Monday, 1 July 2013

thirty-two.

Tender is the Night by F. Scott Fitzgerald (1934)

"' When one writes on psychiatry, one should have actual clinical contacts. Jung writes, Beuler writes, Freud writes, Forel writes, Adler writes - also they are in constant contact with mental disorder.' 
'Dick has me,' laughed Nicole. 'I should think that'd be enough mental disorder for one man.'"

Dick Diver is an American psychiatrist working in Switzerland where he meets a charming young rich American patient, Nicole Warner. Baby, Nicole's sister, suggests that a doctor should marry Nicole so she would always have help. Dick then decides to marry Nicole, and they go to the French riviera to live. They live splendidly, with drunken parties and amazing friends. One of the people they meet, is Rosemary, a young American actress, who falls in love with Dick at the first sight. And Dick is not able to resist her, and he has to choose.

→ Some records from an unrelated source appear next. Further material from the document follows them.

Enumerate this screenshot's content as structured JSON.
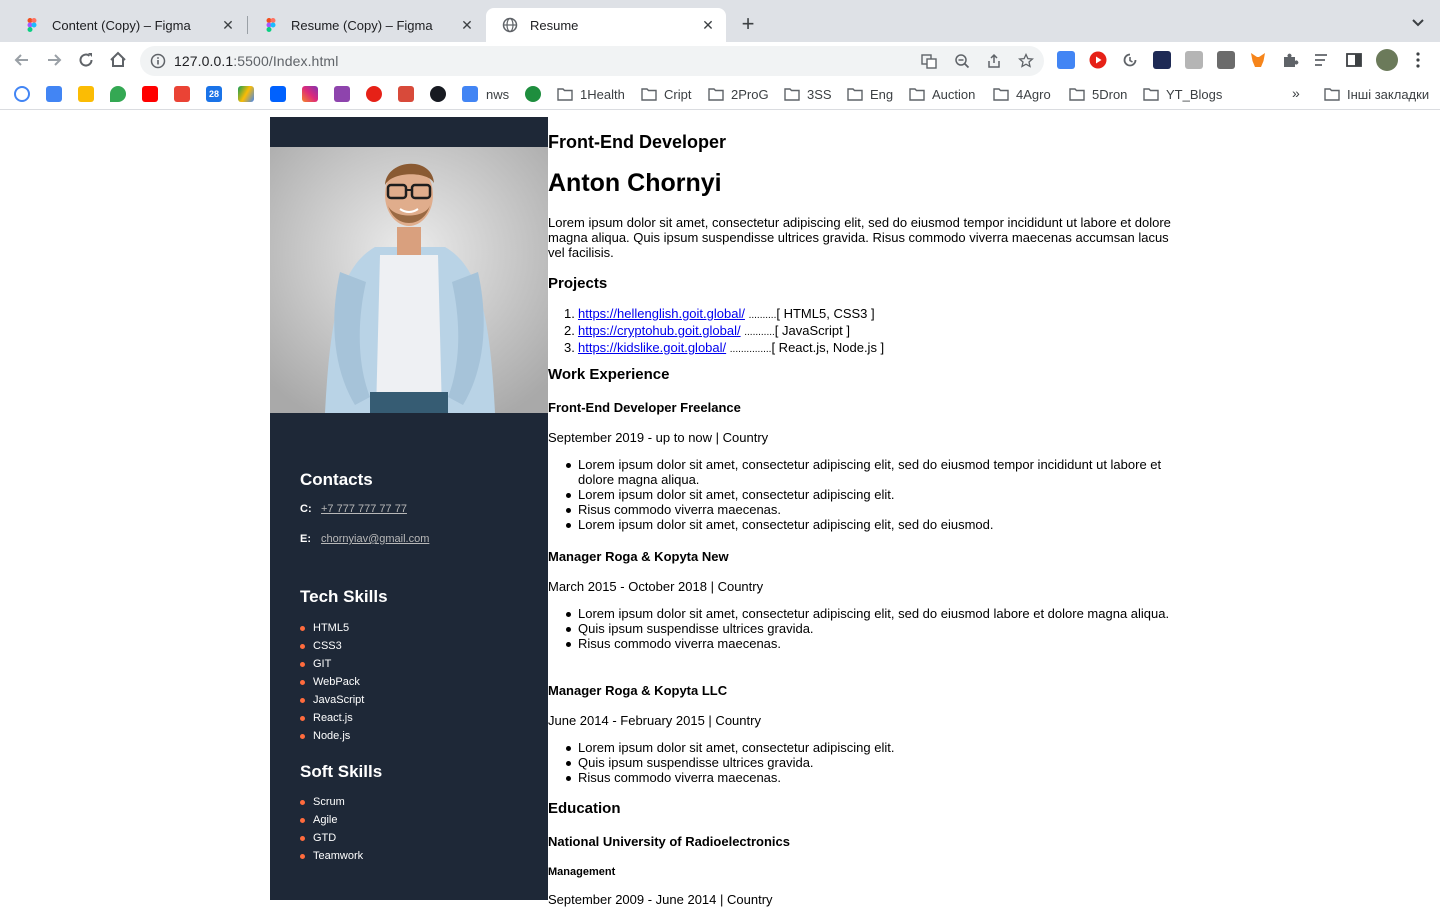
{
  "browser": {
    "tabs": [
      {
        "title": "Content (Copy) – Figma",
        "icon": "figma-icon",
        "active": false
      },
      {
        "title": "Resume (Copy) – Figma",
        "icon": "figma-icon",
        "active": false
      },
      {
        "title": "Resume",
        "icon": "globe-icon",
        "active": true
      }
    ],
    "url_host": "127.0.0.1",
    "url_rest": ":5500/Index.html",
    "bookmarks": [
      "nws",
      "1Health",
      "Cript",
      "2ProG",
      "3SS",
      "Eng",
      "Auction",
      "4Agro",
      "5Dron",
      "YT_Blogs"
    ],
    "other_bookmarks": "Інші закладки",
    "calendar_day": "28"
  },
  "resume": {
    "role": "Front-End Developer",
    "name": "Anton Chornyi",
    "intro": "Lorem ipsum dolor sit amet, consectetur adipiscing elit, sed do eiusmod tempor incididunt ut labore et dolore magna aliqua. Quis ipsum suspendisse ultrices gravida. Risus commodo viverra maecenas accumsan lacus vel facilisis.",
    "projects_title": "Projects",
    "projects": [
      {
        "num": "1.",
        "url": "https://hellenglish.goit.global/",
        "dots": "..........",
        "tech": "[ HTML5, CSS3 ]"
      },
      {
        "num": "2.",
        "url": "https://cryptohub.goit.global/",
        "dots": "...........",
        "tech": "[ JavaScript ]"
      },
      {
        "num": "3.",
        "url": "https://kidslike.goit.global/",
        "dots": "...............",
        "tech": "[ React.js, Node.js ]"
      }
    ],
    "work_title": "Work Experience",
    "jobs": [
      {
        "title": "Front-End Developer Freelance",
        "period": "September 2019 - up to now | Country",
        "items": [
          "Lorem ipsum dolor sit amet, consectetur adipiscing elit, sed do eiusmod tempor incididunt ut labore et dolore magna aliqua.",
          "Lorem ipsum dolor sit amet, consectetur adipiscing elit.",
          "Risus commodo viverra maecenas.",
          "Lorem ipsum dolor sit amet, consectetur adipiscing elit, sed do eiusmod."
        ]
      },
      {
        "title": "Manager Roga & Kopyta New",
        "period": "March 2015 - October 2018 | Country",
        "items": [
          "Lorem ipsum dolor sit amet, consectetur adipiscing elit, sed do eiusmod labore et dolore magna aliqua.",
          "Quis ipsum suspendisse ultrices gravida.",
          "Risus commodo viverra maecenas."
        ]
      },
      {
        "title": "Manager Roga & Kopyta LLC",
        "period": "June 2014 - February 2015 | Country",
        "items": [
          "Lorem ipsum dolor sit amet, consectetur adipiscing elit.",
          "Quis ipsum suspendisse ultrices gravida.",
          "Risus commodo viverra maecenas."
        ]
      }
    ],
    "education_title": "Education",
    "university": "National University of Radioelectronics",
    "faculty": "Management",
    "edu_period": "September 2009 - June 2014 | Country",
    "sidebar": {
      "contacts_title": "Contacts",
      "phone_label": "C:",
      "phone": "+7 777 777 77 77",
      "email_label": "E:",
      "email": "chornyiav@gmail.com",
      "tech_title": "Tech Skills",
      "tech": [
        "HTML5",
        "CSS3",
        "GIT",
        "WebPack",
        "JavaScript",
        "React.js",
        "Node.js"
      ],
      "soft_title": "Soft Skills",
      "soft": [
        "Scrum",
        "Agile",
        "GTD",
        "Teamwork"
      ]
    }
  }
}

Fitzgerald is a master of writing about the rich and famous and intrigues. And this book has everything from love affairs to duels and the cover-up of a murder. I really enjoy reading about the Jazz Age and the glamourous lifestyle. The plot is also intriguing, and it is interesting to see how the characters change. My favourite scene was the break-up in the midst of Tour de France. Hilarious and sad at the same time. And what was the unspeakable thing Mrs McKisco witnessed in the bathroom?

A perfect book for lazy summer afternoons!